Certaines entreprises vont tenter de profiter de l’image des Jeux, pour faire leur propre publicité.  Sans pour autant, tu l’imagines bien, participer à leur financement. Alors nous, on a mis en place une stratégie béton autour de quatre piliers :

1. Lutter contre toute forme de publicité non autorisée, qu’elle soit implicite ou explicite.

2. Empêcher toute vente de produits contrefaits.

3. Eviter la revente illicite de billets pour protéger le spectateur.

4. Garder le sport au coeur des jeux, en veillant à ce que chaque site Olympique et Paralympique ne contiennent pas de messages commerciaux, politiques ou religieux.

Si tu regardes cette vidéo, c’est que tu es pleinement impliqué dans l’aventure de Paris 2024. Au-delà de ton rôle pendant les Jeux, nous te confions une mission de chaque instant. Dès lors que l’un de ces piliers est mis à mal, tu devras le remonter à ton référent.
Rappelle-toi, pour ouvrir grand les Jeux, il faut ouvrir grand les yeux. Allez viens avec nous sur site, on te montre quelques exemples de ce qui peut t’attendre.
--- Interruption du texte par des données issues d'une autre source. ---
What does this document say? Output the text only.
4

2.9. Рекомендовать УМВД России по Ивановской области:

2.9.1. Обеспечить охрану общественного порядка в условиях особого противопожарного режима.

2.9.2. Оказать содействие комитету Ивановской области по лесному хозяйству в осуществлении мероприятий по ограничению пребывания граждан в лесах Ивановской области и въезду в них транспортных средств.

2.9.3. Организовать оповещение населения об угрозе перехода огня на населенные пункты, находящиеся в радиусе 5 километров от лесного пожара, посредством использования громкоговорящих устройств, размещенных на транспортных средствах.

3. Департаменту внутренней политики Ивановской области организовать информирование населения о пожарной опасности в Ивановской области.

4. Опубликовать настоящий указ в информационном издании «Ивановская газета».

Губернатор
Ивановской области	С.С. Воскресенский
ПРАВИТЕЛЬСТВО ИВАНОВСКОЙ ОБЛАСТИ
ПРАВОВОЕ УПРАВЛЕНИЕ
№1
Comme tu peux l’imaginer, beaucoup d’entreprises vont tenter de bénéficier de la notoriété des Jeux. Aux abords des sites, par exemple. Il est possible que tu rencontres des démarcheurs, qui distribuent des goodies, des flyers, des boissons comme à cette station de métro par exemple. Si tu es témoin d’une telle situation, remonte-le tout de suite à ton référent, en lui donnant le plus de détails possible. Ta localisation, une photo ou encore la marque concernée.
Si je te dis billet, tu penses évidemment à la plateforme officielle et tu as bien raison, car toutes les ventes et reventes en dehors sont interdites. Pendant les Jeux, et comme pour tous les grands événements, certaines personnes, comme elle, vont tenter de vendre illicitement des billets. Si tu rencontres ce cas de figure, appelle tout de suite ton référent. N’ait pas de doute, si tu vois une personne revendre un billet, c’est forcément un faux.
Et en plus, ces tentatives ne s’arrêtent pas aux portes des sites. Il est possible que tu constates certaines formes de publicité à l’intérieur même du stade. Une affiche sauvage, un flyer ou même un groupe organisé de supporters faisant la promo d’une marque. Alors, toujours le même réflexe. Remontes rapidement cette information à ton référent qui saura quoi faire.
Parfois, il se peut même que des marques non autorisées parviennent à se frayer un chemin jusqu’aux zones de compétition, et carrément sur le court. Mais heureusement, tu connais maintenant la chanson. Appelle ton référent.
Maintenant que tu es un expert, garde bien ça en tête. Tu dois collecter ces informations  seulement si ta sécurité est assurée. Elle reste primordiale. Et ne t’en fais pas, en cas de doute, tu pourras retrouver la liste de nos partenaires sur le site de Paris 2024. Et bien sûr, ton référent saura t’aider.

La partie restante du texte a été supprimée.